Ocasiões em que recebeu e permitiu adoração:
Uma mulher Cananéia (Mt 15.25);
Todos os discípulos (Mt 28.17);
Um leproso curado (Mt 8.2);
Dirigente de uma sinagoga (Mt 9.18);
Pelos discípulos (Mt 14.33);
Mãe de Tiago e de João (Mt 20.20);
Endemoninhado geraseno (Mc 5.6);
Homem cego que foi curado (Jo 9.38);
Tomé, que disse: "Senhor meu e Deus meu!" (Jo 20.28).
Estes são algumas das passagens bíblicas que vislumbram a divindade de Jesus. Existem muitas outras, e várias profecias que dizem isso. Mas considero essas suficientes pra mostrar o que Jesus achava sobre si mesmo. Até mesmo seus discípulos tinham como Deus.
Principais críticas da divindade de Jesus.
“Um certo homem [...] perguntou [...] Bom mestre, o que devo fazer [...] Jesus respondeu: Por que me chamas de bom? Ninguém é bom, senão Deus” (Lucas 18: 19).
Jesus estava falando para aquele homem: "Só Deus é bom, sabe das conseqüências das suas palavras não é?

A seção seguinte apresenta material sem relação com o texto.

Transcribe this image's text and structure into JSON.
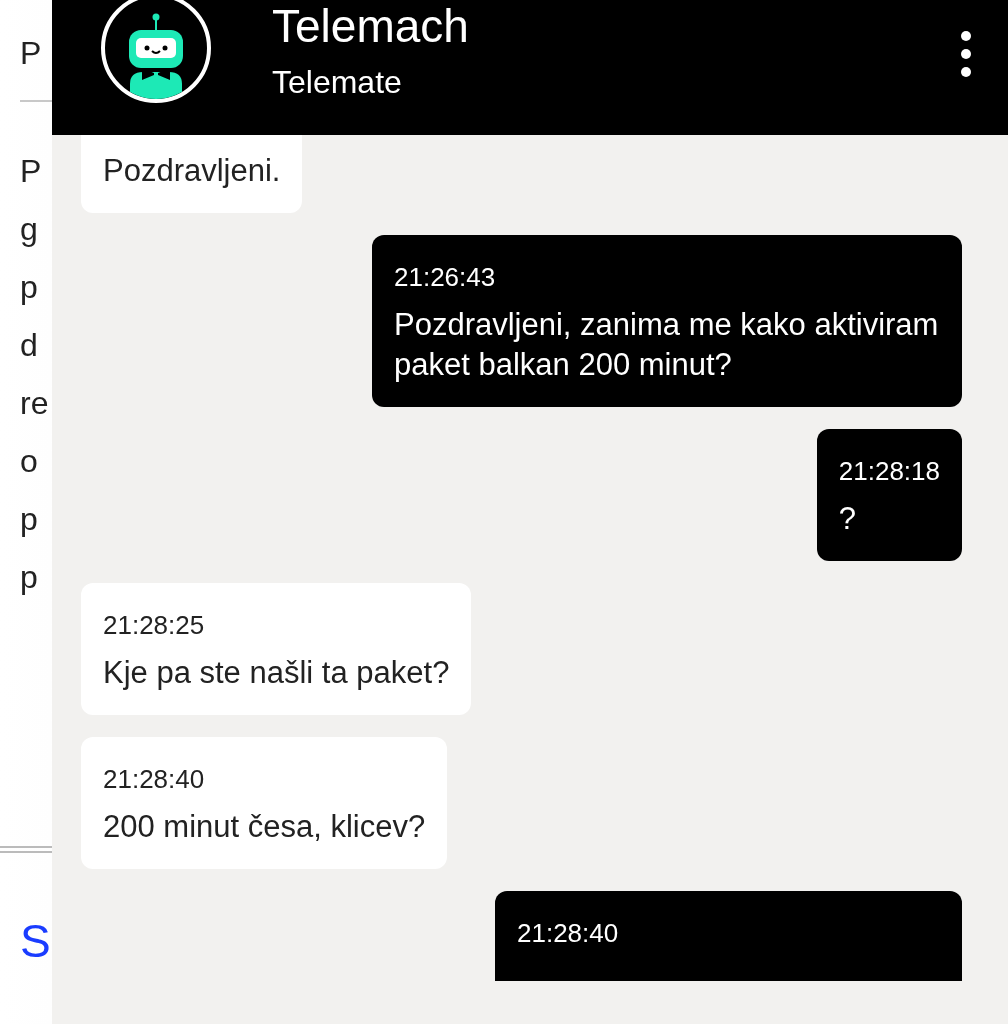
{
  "background_page": {
    "subtitle": "P",
    "paragraph_lines": [
      "P",
      "g",
      "p",
      "d",
      "re",
      "o",
      "p",
      "p"
    ],
    "link": "S"
  },
  "chat": {
    "title": "Telemach",
    "subtitle": "Telemate",
    "messages": [
      {
        "kind": "bot",
        "text": "Pozdravljeni."
      },
      {
        "kind": "user",
        "time": "21:26:43",
        "text": "Pozdravljeni, zanima me kako aktiviram paket balkan 200 minut?"
      },
      {
        "kind": "user",
        "time": "21:28:18",
        "text": "?"
      },
      {
        "kind": "bot",
        "time": "21:28:25",
        "text": "Kje pa ste našli ta paket?"
      },
      {
        "kind": "bot",
        "time": "21:28:40",
        "text": "200 minut česa, klicev?"
      },
      {
        "kind": "user",
        "time": "21:28:40"
      }
    ]
  }
}
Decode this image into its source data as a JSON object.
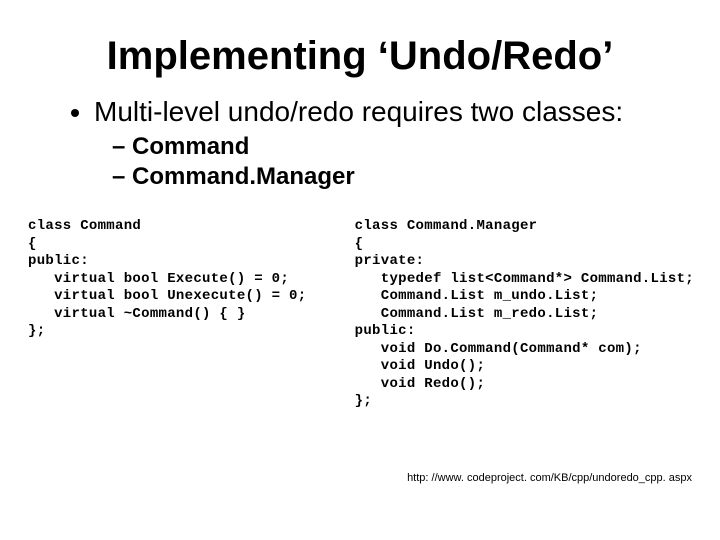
{
  "title": "Implementing ‘Undo/Redo’",
  "bullets": {
    "item1": "Multi-level undo/redo requires two classes:",
    "sub1": "Command",
    "sub2": "Command.Manager"
  },
  "code": {
    "left": "class Command\n{\npublic:\n   virtual bool Execute() = 0;\n   virtual bool Unexecute() = 0;\n   virtual ~Command() { }\n};",
    "right": "class Command.Manager\n{\nprivate:\n   typedef list<Command*> Command.List;\n   Command.List m_undo.List;\n   Command.List m_redo.List;\npublic:\n   void Do.Command(Command* com);\n   void Undo();\n   void Redo();\n};"
  },
  "footer": "http: //www. codeproject. com/KB/cpp/undoredo_cpp. aspx"
}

Sabes que está me chamando de Deus, pois ninguém é bom senão Deus." Jesus está levando esse homem a considerar as implicações de chama-lo de bom. "Está me chamando de Deus?"
E isso fica claro no contexto, pois alguns versículos depois quando diz ao cego "42 Jesus lhe disse: Vê! Tua fé te salvou.", que pretensão seria de um simples homem (que se dizia humilde) afirmar que aquela fé (que foi depositada em Jesus) o tinha salvo.
Fica mais claro ainda se analisar o que Mateus registra dessa conversa, e novamente alguns versículos depois Jesus diz que é o "Filho do homem" que vai "assentar em seu trono glorioso". Essa não é a única vez que Jesus se intitula como o Filho do Homem, e isso tem ligação a uma profecia de Daniel (Dn 7.13,14), onde o Filho do Homem receberá autoridade do Deus Pai e será adorado por todos.
Foi esse um dos motivos da indignação dos sacerdotes em outra passagem que ele se refere como o Filho do Homem (Mc 14:63,64), pois eles sabiam muito bem que só Deus deve ser adorado, mas Jesus estava afirmando que ele seria adorado, inclusive pelos sacerdotes.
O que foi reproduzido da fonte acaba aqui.